WASHINGTON — George Washington University, in Washington, D.C., rejected calls to remove Supreme Court Justice Clarence Thomas from its law school faculty by students and others frustrated over the judge’s vote to overturn Roe v. Wade and his urging to reconsider other landmark civil rights cases.
In a message to the campus this week, officials defended Thomas, who has lectured at the law school since 2011.
“Because we steadfastly support the robust exchange of ideas and deliberation, and because debate is an essential part of our university’s academic and educational mission to train future leaders who are prepared to address the world’s most urgent problems, the university will neither terminate Justice Thomas’ employment nor cancel his class in response to his legal opinions,” leaders wrote Tuesday.
The school’s stance, however, has left many students unsatisfied, said Jon Kay, a rising junior who started a petition demanding Thomas’ termination. The petition amassed nearly 9,000 signatures, including from people not from the university, in less than a week, and organizers are considering other ways to pressure administrators into changing course.
The conflict is yet another flash point in the college free speech debate, as students demand greater say over who should be on a university’s payroll and what ideas can be tolerated on campus. In another recent case students at Washington, D.C.’s Georgetown University Law School similarly clashed with officials over Ilya Shapiro, a former administrator whose tweets about President Joe Biden’s promise to nominate a Black woman for the Supreme Court triggered a monthslong investigation. Shapiro, after being placed on paid administrative leave, was cleared of wrongdoing but resigned, citing a hostile work environment.
Meanwhile, administrators are under increasing pressure to showcase their schools as places where students and faculty can openly disagree with one another, while also ensuring community members feel safe and welcome. Leaders at George Washington University — referencing the school’s academic freedom guidelines — said “it is not the proper role of the university to attempt to shield individuals within or outside the university from ideas and opinions they find unwelcome, disagreeable, or even deeply offensive.”
Thomas’s views do not represent those of the university and, like other faculty, he “has academic freedom and freedom of expression and inquiry,” officials said.
Jordan Michel, a recent law school graduate and former president of the GW Law Student Bar Association, said he took Thomas’ constitutional law seminar last fall, a course in which students discuss the context around Supreme Court cases, instead of just the legal analyses or the facts that made it into the court’s opinions. The class is co-taught by Gregory Maggs, the justice’s former clerk.
“He’s very disarming in person,” Michel said about Thomas, adding it seemed he “thoroughly enjoys [teaching].” He said Thomas was on campus for nearly every weekly class meeting.
Michel said he enjoyed the course’s content. But students sometimes felt they were “walking on eggshells” when discussing certain topics, such as gun rights or affirmative action, because they felt they already knew Thomas’ stance.

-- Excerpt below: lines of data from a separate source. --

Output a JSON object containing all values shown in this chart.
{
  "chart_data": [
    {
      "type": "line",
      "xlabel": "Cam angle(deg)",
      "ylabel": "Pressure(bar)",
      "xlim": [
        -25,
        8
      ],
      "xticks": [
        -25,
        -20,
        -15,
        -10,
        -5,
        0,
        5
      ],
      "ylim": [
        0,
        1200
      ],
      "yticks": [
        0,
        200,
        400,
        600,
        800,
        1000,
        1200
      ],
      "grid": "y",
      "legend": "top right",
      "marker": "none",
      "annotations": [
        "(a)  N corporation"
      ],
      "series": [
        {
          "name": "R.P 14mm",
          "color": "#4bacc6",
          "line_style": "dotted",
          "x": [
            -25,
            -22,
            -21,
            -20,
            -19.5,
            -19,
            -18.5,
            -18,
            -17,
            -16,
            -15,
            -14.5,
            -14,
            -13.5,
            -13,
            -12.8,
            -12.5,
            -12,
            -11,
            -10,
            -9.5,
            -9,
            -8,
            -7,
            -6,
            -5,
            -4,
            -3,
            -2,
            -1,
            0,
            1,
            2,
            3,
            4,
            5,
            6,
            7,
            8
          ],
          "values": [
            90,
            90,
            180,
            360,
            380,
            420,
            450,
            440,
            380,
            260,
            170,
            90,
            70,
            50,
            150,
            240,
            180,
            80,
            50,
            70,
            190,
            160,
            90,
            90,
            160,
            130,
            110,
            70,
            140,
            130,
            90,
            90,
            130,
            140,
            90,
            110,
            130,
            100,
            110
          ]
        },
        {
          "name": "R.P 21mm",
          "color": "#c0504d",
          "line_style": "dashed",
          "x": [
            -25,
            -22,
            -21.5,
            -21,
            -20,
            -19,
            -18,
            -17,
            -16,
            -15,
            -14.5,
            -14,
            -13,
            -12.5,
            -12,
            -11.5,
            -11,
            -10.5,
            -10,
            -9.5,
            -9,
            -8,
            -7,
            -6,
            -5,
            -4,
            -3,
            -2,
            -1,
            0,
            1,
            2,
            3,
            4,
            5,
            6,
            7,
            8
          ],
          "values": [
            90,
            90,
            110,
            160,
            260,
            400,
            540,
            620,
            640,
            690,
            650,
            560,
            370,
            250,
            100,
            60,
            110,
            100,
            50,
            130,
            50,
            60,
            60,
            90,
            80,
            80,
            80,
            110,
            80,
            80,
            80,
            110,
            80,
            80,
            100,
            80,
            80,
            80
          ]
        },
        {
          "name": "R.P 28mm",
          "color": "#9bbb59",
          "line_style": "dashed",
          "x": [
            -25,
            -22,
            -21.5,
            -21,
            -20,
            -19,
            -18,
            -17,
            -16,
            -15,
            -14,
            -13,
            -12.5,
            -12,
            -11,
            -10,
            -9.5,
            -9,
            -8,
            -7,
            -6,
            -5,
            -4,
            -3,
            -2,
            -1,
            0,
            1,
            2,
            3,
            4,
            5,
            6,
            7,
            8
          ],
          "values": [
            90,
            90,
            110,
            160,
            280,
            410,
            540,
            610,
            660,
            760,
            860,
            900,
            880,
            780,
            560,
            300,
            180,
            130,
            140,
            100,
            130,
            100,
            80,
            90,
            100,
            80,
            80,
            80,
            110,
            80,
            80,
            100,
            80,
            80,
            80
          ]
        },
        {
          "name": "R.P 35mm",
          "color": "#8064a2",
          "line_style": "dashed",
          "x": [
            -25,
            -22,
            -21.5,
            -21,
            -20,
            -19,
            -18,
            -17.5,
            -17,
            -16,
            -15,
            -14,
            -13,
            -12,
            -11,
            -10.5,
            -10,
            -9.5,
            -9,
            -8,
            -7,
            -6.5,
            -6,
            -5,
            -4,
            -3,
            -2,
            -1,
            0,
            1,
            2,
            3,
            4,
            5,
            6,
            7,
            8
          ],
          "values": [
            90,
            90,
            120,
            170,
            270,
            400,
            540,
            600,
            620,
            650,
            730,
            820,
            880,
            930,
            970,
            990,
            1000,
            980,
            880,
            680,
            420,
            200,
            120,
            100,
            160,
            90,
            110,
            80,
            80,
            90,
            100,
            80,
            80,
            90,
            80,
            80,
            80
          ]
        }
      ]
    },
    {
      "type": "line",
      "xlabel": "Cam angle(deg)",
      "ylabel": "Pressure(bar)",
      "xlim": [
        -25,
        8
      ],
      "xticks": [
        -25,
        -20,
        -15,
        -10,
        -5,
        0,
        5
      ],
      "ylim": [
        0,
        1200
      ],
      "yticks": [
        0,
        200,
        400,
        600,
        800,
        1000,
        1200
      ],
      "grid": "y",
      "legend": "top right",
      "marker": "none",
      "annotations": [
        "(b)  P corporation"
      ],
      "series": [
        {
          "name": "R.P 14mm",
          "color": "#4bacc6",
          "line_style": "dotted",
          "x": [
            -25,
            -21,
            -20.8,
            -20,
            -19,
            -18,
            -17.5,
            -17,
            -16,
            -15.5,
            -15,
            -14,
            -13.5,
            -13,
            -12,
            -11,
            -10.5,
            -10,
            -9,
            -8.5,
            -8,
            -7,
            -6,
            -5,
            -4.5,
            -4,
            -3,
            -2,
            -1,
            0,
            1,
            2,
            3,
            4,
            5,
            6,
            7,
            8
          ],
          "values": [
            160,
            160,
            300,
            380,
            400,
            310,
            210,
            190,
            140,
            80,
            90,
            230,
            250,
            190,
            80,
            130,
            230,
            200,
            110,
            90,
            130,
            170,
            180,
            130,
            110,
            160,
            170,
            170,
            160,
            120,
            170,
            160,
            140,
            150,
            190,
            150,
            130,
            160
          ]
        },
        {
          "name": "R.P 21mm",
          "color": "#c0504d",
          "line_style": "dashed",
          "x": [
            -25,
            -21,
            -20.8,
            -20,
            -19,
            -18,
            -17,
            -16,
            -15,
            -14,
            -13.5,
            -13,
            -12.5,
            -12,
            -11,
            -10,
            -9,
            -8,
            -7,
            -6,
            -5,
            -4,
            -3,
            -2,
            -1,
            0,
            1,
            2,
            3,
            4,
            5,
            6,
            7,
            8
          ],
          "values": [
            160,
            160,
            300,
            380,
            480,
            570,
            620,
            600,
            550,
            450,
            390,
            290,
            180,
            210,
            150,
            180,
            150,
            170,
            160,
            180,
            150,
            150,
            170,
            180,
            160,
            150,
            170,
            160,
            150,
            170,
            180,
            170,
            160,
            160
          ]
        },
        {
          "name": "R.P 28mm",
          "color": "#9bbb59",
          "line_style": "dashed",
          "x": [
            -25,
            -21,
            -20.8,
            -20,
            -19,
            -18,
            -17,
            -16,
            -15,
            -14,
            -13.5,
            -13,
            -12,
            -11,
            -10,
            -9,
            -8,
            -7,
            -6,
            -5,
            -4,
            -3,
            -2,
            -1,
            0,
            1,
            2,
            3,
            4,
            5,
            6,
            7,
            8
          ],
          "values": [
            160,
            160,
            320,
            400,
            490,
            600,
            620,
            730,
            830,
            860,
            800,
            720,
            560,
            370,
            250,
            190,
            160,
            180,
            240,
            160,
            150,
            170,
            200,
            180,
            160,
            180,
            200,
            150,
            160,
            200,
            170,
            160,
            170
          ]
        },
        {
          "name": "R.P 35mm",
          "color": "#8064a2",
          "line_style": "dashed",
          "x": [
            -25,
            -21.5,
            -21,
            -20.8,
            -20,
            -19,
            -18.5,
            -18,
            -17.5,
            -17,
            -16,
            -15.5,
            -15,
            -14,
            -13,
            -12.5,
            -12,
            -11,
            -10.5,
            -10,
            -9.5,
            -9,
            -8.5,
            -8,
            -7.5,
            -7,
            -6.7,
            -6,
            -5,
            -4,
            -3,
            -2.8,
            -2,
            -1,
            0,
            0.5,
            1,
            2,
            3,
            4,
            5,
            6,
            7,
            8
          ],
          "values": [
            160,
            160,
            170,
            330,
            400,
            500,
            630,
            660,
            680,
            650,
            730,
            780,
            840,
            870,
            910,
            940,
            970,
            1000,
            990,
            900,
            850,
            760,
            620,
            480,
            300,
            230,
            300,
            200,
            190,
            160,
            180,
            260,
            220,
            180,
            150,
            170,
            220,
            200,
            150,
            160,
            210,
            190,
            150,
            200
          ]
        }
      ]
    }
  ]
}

Now he backs calls to remove Thomas from the faculty.
“There’s agreement among law students that having diverse perspectives is important,” said Michel, 36. “But when somebody who’s supposed to be educating us fails to subscribe to or uphold the ethical, legal, moral obligations that we are here trying to abide by, it becomes problematic for us.”
Some recent law school alumni are considering withholding donations while Thomas remains on the faculty, Michel added. Thomas and Maggs are scheduled to teach the course again this fall, a university spokesperson said.
Other graduates support the university. “I am not fond of the idea of, ‘this teacher is repugnant for something outside of the classroom and therefore should be fired,'” said another of Thomas’ former students at the university, who works as an attorney for a government agency and spoke on the condition of anonymity because he did not want to be associated with the controversy at his alma mater. He does not agree with many of Thomas’ past judgments but thinks “the school is absolutely right.”
Kay, the undergraduate who organized the petition, said student groups will continue to push the university.
“Right now it’s just about continuing to make noise, continuing to spread a consistent message and make sure the university knows their statement didn’t just end the conversation,” said Kay, 20. “I was just so outraged that our school continued to employ Justice Thomas, not only after his vote to overturn Roe v. Wade, but also his implicit intention to overturn Obergefell, Lawrence and Griswold.”
In a concurring opinion released after the court struck down Roe v. Wade — which had legalized abortion nationwide — Thomas wrote the court should reconsider other cases that relied on the same legal reasoning. Those cases include Obergefell v. Hodges, which established the right of gay couples to marry; Lawrence v. Texas, a case that invalidated sodomy laws and legalized same-sex sexual activity throughout the country; and Griswold v. Connecticut, the 1965 ruling that established the right for married couples to buy and use contraception.
“It’s just unacceptable for our university to be continuing his employment,” Kay said about Thomas. “Through employing him, we are endorsing his actions.”